『人生やらなくていいリスト』
四角大輔著
頑張らなくていいことに「命=時間」を費やしてるあなたへ。
「To Do」を手放し、仕事の効率を高める。
「心の荷」を捨て、理想の生き方を手にする。
超高ストレス社会で自分を守り抜き、
軽やかに働くための40の技術が語られた、
「世界一簡単な」人生デザイン学の本。
今回は、本著よりChapter36を全文公開!
Chapter 36 具体的な夢がなくてもいい
「夢は持った方がいいかもしれないが、具体的じゃなくていい」
「どの会社に入りたいか、どの職業につきたいかは、実は重要じゃない」
これは、「夢や目標がない。将来どうしたらいいかわからない」というような、仕事や人生で悩む学生から相談を受けるとき、必ず伝える言葉だ。
「夢=具体的な職業」
こう考えていると、自分で自分を苦しめてしまうことになるからだ。
ぼくもかつて、具体的なある夢を目指して何年も頑張ったのに、なし得ることができず、「人生終わった......」とひどく落ち込んだ経験がある。

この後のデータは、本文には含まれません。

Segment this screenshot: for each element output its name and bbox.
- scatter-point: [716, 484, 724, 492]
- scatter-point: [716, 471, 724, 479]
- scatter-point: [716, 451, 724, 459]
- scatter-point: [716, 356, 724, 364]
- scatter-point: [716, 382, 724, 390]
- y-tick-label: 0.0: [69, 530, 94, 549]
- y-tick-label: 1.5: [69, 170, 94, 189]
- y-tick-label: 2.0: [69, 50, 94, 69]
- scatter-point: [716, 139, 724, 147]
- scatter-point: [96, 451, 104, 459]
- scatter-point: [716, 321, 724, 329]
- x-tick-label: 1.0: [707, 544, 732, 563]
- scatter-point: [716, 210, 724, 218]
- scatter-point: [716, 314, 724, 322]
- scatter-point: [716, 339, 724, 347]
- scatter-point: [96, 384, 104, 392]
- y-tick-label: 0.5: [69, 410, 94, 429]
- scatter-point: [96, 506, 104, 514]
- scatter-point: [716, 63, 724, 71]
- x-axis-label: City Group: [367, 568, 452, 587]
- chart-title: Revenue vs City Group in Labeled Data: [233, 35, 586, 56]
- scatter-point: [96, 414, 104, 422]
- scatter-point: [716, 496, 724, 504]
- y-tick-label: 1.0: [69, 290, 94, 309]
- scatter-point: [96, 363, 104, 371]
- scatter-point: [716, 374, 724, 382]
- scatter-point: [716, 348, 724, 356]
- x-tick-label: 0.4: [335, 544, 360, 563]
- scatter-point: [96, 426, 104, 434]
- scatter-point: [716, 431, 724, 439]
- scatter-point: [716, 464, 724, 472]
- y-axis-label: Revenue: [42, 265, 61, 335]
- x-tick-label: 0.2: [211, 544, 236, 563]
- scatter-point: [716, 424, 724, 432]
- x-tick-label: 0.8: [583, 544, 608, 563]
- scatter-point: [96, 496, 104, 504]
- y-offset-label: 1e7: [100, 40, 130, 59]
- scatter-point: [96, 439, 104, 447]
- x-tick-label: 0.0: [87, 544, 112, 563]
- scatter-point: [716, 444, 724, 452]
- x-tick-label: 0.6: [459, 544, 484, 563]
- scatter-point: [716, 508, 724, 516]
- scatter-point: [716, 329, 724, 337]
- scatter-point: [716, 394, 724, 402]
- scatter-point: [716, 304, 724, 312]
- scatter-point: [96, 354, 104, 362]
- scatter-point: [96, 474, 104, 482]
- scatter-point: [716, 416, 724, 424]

〈Illustrator. Takahiro Koyano〉
ここで、ぼくの就職活動と、なぜレコード会社に入ったかの話をしたい。
「NHKに入って、社会を変えるようなドキュメンタリー番組をつくる」
学生時代ずっと、こんな夢をもっていた。
そのために4年間、新聞全紙を大学の図書館で毎日読み、ドキュメンタリーを観まくり、社会はノンフィクションの本を読みあさった。ジャーナリストの講演やセミナーにも足を運ぶなど、可能な限りの勉強と努力をした。
実は、第2希望もあった。それは教員になること。
そのために大学で英語教師の免許を取得。NHKがダメだった時は、中学か高校の先生になるつもりでいた。
大学生の頃、本気で世の中を変えたいと思っていた。
自分が受けたいじめ、助けてくれなかった周りのオトナたち、言葉の暴力をふるう一部教師たち、目に見えて破壊されていく自然環境。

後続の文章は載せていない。